Clothing and footwear improve a person's buoyancy during their first moments in the water because they trap air, according to the RNLI. Floating calmly rather than moving around a lot will help the air stay trapped.

Anything you can do to help you float will improve your chances.

This maritime training school on Australia's Sunshine Coast advises anyone who finds themselves stuck in the water to look for something that is floating and hold on to it.

If they do not have a life jacket, they should try to make buoyancy out of clothing - a move familiar to many in the UK from school swimming lessons.

Get found

With the time it's possible to survive in the water limited, it's important to get rescued as soon as possible.

In this case, people on board appear to have noticed the woman was missing and used the ship's CCTV to pinpoint the time of her fall and hence her probable location.
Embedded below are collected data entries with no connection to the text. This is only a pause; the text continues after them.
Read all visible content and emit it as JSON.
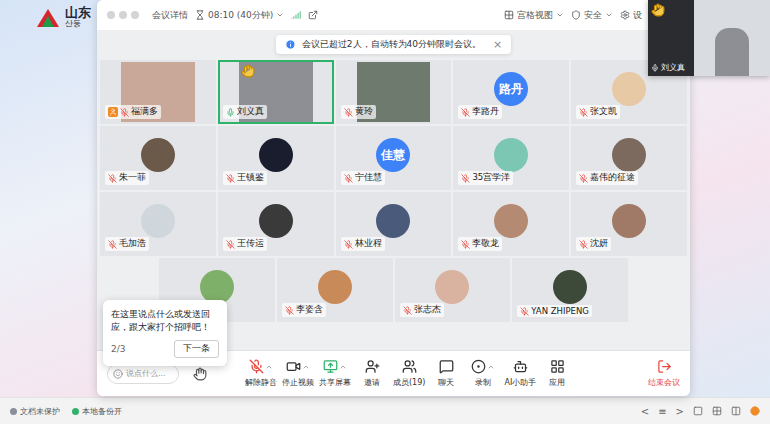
{
  "desktop": {
    "logo": "山东",
    "logo_sub": "산둥"
  },
  "window": {
    "title": "会议详情",
    "timer": "08:10 (40分钟)",
    "view_mode": "宫格视图",
    "security": "安全",
    "settings": "设"
  },
  "notice": {
    "text": "会议已超过2人，自动转为40分钟限时会议。",
    "close": "×"
  },
  "participants": [
    {
      "name": "福满多",
      "kind": "video",
      "color": "#c9a89a",
      "host": true,
      "muted": true,
      "hand_raised": false,
      "active": false
    },
    {
      "name": "刘义真",
      "kind": "video",
      "color": "#8d8f94",
      "host": false,
      "muted": false,
      "hand_raised": true,
      "active": true
    },
    {
      "name": "黄玲",
      "kind": "video",
      "color": "#6f7a6e",
      "host": false,
      "muted": true,
      "hand_raised": false,
      "active": false
    },
    {
      "name": "李路丹",
      "kind": "initials",
      "initials": "路丹",
      "color": "#3e82f7",
      "host": false,
      "muted": true,
      "hand_raised": false,
      "active": false
    },
    {
      "name": "张文凯",
      "kind": "avatar",
      "color": "#e8c9a5",
      "host": false,
      "muted": true,
      "hand_raised": false,
      "active": false
    },
    {
      "name": "朱一菲",
      "kind": "avatar",
      "color": "#6b5a4a",
      "host": false,
      "muted": true,
      "hand_raised": false,
      "active": false
    },
    {
      "name": "王镇鉴",
      "kind": "avatar",
      "color": "#1a1d2e",
      "host": false,
      "muted": true,
      "hand_raised": false,
      "active": false
    },
    {
      "name": "宁佳慧",
      "kind": "initials",
      "initials": "佳慧",
      "color": "#3e82f7",
      "host": false,
      "muted": true,
      "hand_raised": false,
      "active": false
    },
    {
      "name": "35宫学洋",
      "kind": "avatar",
      "color": "#7cc6b4",
      "host": false,
      "muted": true,
      "hand_raised": false,
      "active": false
    },
    {
      "name": "嘉伟的征途",
      "kind": "avatar",
      "color": "#7d6a5e",
      "host": false,
      "muted": true,
      "hand_raised": false,
      "active": false
    },
    {
      "name": "毛加浩",
      "kind": "avatar",
      "color": "#cfd6dc",
      "host": false,
      "muted": true,
      "hand_raised": false,
      "active": false
    },
    {
      "name": "王传运",
      "kind": "avatar",
      "color": "#3a3a3a",
      "host": false,
      "muted": true,
      "hand_raised": false,
      "active": false
    },
    {
      "name": "林业程",
      "kind": "avatar",
      "color": "#4a5a7a",
      "host": false,
      "muted": true,
      "hand_raised": false,
      "active": false
    },
    {
      "name": "李敬龙",
      "kind": "avatar",
      "color": "#b58a72",
      "host": false,
      "muted": true,
      "hand_raised": false,
      "active": false
    },
    {
      "name": "沈妍",
      "kind": "avatar",
      "color": "#a07a66",
      "host": false,
      "muted": true,
      "hand_raised": false,
      "active": false
    },
    {
      "name": "",
      "kind": "avatar",
      "color": "#7fb069",
      "host": false,
      "hand_raised": false,
      "active": false
    },
    {
      "name": "李姿含",
      "kind": "avatar",
      "color": "#c98a5a",
      "host": false,
      "muted": true,
      "hand_raised": false,
      "active": false
    },
    {
      "name": "张志杰",
      "kind": "avatar",
      "color": "#d9b3a0",
      "host": false,
      "muted": true,
      "hand_raised": false,
      "active": false
    },
    {
      "name": "YAN ZHIPENG",
      "kind": "avatar",
      "color": "#3d4a3a",
      "host": false,
      "muted": true,
      "hand_raised": false,
      "active": false
    }
  ],
  "floating_video": {
    "name": "刘义真",
    "hand_raised": true,
    "muted": false
  },
  "tip": {
    "text": "在这里说点什么或发送回应，跟大家打个招呼吧！",
    "page": "2/3",
    "button": "下一条"
  },
  "chat_input": {
    "placeholder": "说点什么..."
  },
  "toolbar": [
    {
      "label": "解除静音",
      "kind": "mic",
      "caret": true
    },
    {
      "label": "停止视频",
      "kind": "video",
      "caret": true
    },
    {
      "label": "共享屏幕",
      "kind": "share",
      "caret": true
    },
    {
      "label": "邀请",
      "kind": "invite",
      "caret": false
    },
    {
      "label": "成员(19)",
      "kind": "members",
      "caret": false
    },
    {
      "label": "聊天",
      "kind": "chat",
      "caret": false
    },
    {
      "label": "录制",
      "kind": "record",
      "caret": true
    },
    {
      "label": "AI小助手",
      "kind": "ai",
      "caret": false
    },
    {
      "label": "应用",
      "kind": "apps",
      "caret": false
    }
  ],
  "end_button": "结束会议",
  "status_bar": {
    "items": [
      {
        "label": "文档未保护",
        "color": "#8a8f99"
      },
      {
        "label": "本地备份开",
        "color": "#2fb36b"
      }
    ],
    "nav": [
      "<",
      "≡",
      ">"
    ]
  }
}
But, as Prof Tipton says, it's still very hard to find someone floating alone at sea - particularly at night. "It's just a really difficult thing to find what essentially is a head in the water."

Be female

Women's high proportion of body fat - typically 10% more than men - can work in their favour.

"They have more subcutaneous fat and that means they are more buoyant because the body's buoyancy comes primarily from the air and fat in the body," Prof Tipton told BBC 5 Live.

The extra fat also helps keep the body warm, which helps when the human body gets tired in the water.

"You can imagine if you have to swim for 10 hours to keep your airway clear of the water, there's a pretty good chance you'd get exhausted," he said.

Keep your head

In order to survive this kind of ordeal, you also need to be mentally resilient.

According to Survival Psychology by Dr John Leach, during disaster situations, most people will be paralysed into doing nothing to help themselves. Others will panic but some will immediately take active measures to survive.

"I think there is a big psychological aspect," said Professor Tipton. "At the time, hours six, seven, eight and nine it must be a fairly desperate situation to be in."

Image source, Norwegian Cruise Line
Image caption,
The British woman was found around one mile from where she fell from the Norwegian Star

In this case, the woman reportedly told a rescuer that she sang overnight to stop her getting cold.

Mr Jinks, whose company, Sea Regs, trains boat skippers and crews, says a person's "will to survive" is crucial. "If you go into a situation and think, 'I'm going to die,' your psychology changes," he said.

Conversely, making a decision to tell yourself "I'm not going to die today" can help your chances.

What about the effect of alcohol?

The RNLI says around one in eight coastal deaths in the UK involves alcohol and urges swimmers to avoid going into the water after a drink.

It warns that alcohol can seriously impair judgement, reactions and ability to swim.

But Prof Tipton said in one of his recent studies, volunteers consumed six vodka drinks before going into the water.

And he said alcohol "made absolutely no difference to their physiological responses to immersion".

"What it does do is it makes your decision making a little more difficult. People make bad decisions when they've got alcohol on board."

There is no indication that alcohol was involved in this most recent case.

Famous castaways: Who survived longest at sea?

Image source, Getty Images
Image caption,
Mexican shark fisherman Jesus Vidana describing his crew's remarkable story of spending 270 days adrift
  • Jose Salvador Alvarenga, from El Savador, endured 440 days drifting across the Pacific Ocean until he was found in the Marshall Islands in 2013, emaciated and wearing only his underpants, having swum ashore
  • Poon Lim, a Chinese sailor during World War II, set a record for the longest survival on a life raft. He survived 133 days alone in the Atlantic
  • In 2006 Mexican shark fisherman Jesus Vidana and his crew spent 270 days adrift in the Pacific Ocean before a Taiwanese tuna fishing vessel rescued them off the Marshall Islands.
  • US adventurer Steven Callahan survived 76 days in a life raft in the Atlantic in 1982 after a whale rammed into the hull of his sloop, Napoleon Solo.